他拍了拍包袱最外侧那本《黄帝内经》,并未展开:“跟着日头起床,随着月光安眠。春吃芽,夏吃瓜,秋果冬根。最简单的事,往往最见功夫。身体是庙堂,心是香火,你得日日拂拭,虔诚敬奉。”
包袱上了肩,他转身步入渐浓的暮霭。青布衫的背影,快要融进巷子口的灰墙时,声音却清晰地传了回来,不高,却每个字都落在我心上:
“书,是老祖宗画的星图。路,得你用脚去量。他们点好了灯,剩下的,是看你敢不敢走这夜路。”

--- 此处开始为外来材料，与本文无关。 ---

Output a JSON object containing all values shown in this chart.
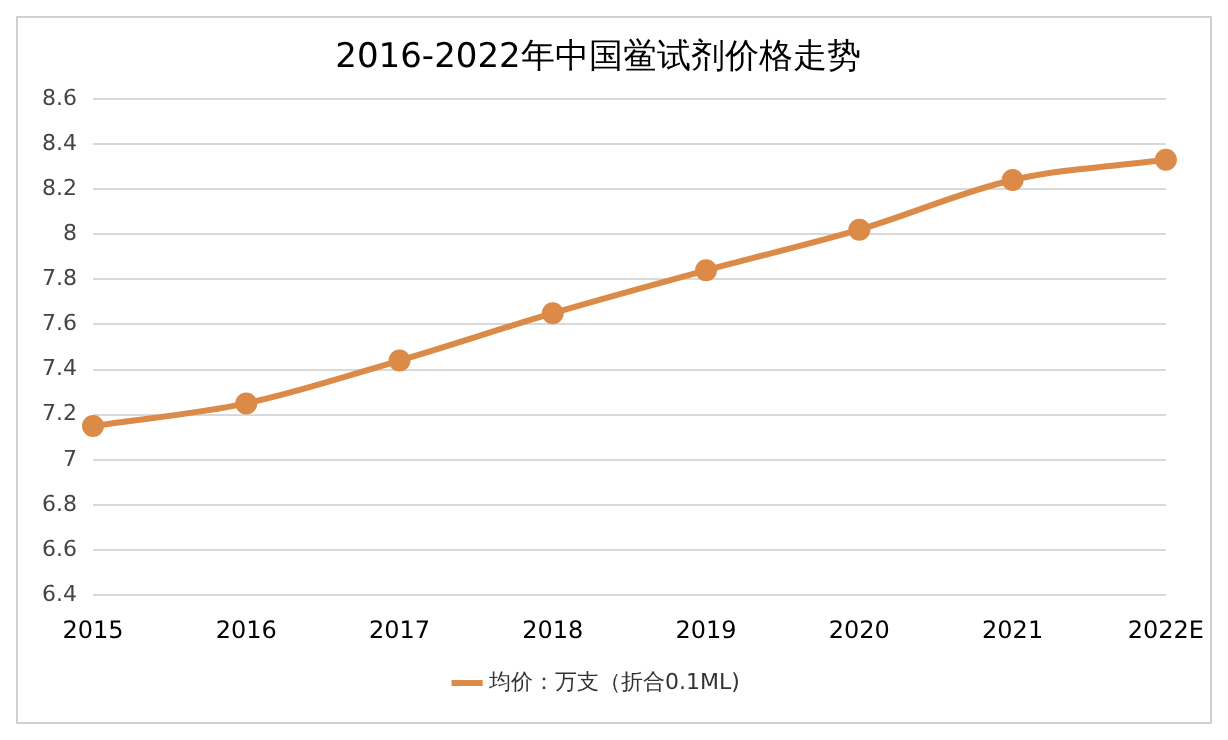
{
  "chart_data": {
    "type": "line",
    "title": "2016-2022年中国鲎试剂价格走势",
    "categories": [
      "2015",
      "2016",
      "2017",
      "2018",
      "2019",
      "2020",
      "2021",
      "2022E"
    ],
    "series": [
      {
        "name": "均价：万支（折合0.1ML)",
        "color": "#dc8a48",
        "values": [
          7.15,
          7.25,
          7.44,
          7.65,
          7.84,
          8.02,
          8.24,
          8.33
        ]
      }
    ],
    "ylim": [
      6.4,
      8.6
    ],
    "yticks": [
      6.4,
      6.6,
      6.8,
      7,
      7.2,
      7.4,
      7.6,
      7.8,
      8,
      8.2,
      8.4,
      8.6
    ],
    "grid": "y",
    "legend": "bottom",
    "marker": "circle",
    "line_style": "solid"
  }
}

我独自站在原地。市已散尽,满地狼藉的,是白日喧嚣的残骸。我手上一本书也无,可胸膛间,却仿佛被什么温厚而坚实的东西,稳稳地托住了。极远处,人家的窗户一扇接一扇亮起,橘黄的、暖白的光,次第绽放,像是大地对星空谦卑而温暖的回应。
蓦地,我懂了。
那些煌煌的经典,从来就不只是竹简丝帛上的墨痕。它们是这老者眼中沉淀的星光,是他掌纹里蜿蜒的江河,是他语调中起伏的山峦。是这暮色四合时,人间最早亮起又最晚熄灭的、那一窗平凡的灯火。它们活在每一个将哲理熬成粥饭、把智慧走成路途的寻常生命里,血脉相传,生生不息。
晚风穿过空阔的街市,拂过面颊,清冽而温柔。我迈开步,听见自己的足音,清晰地在青石板上叩响。前路尚远,夜色渐深,而我心里,竟有了光。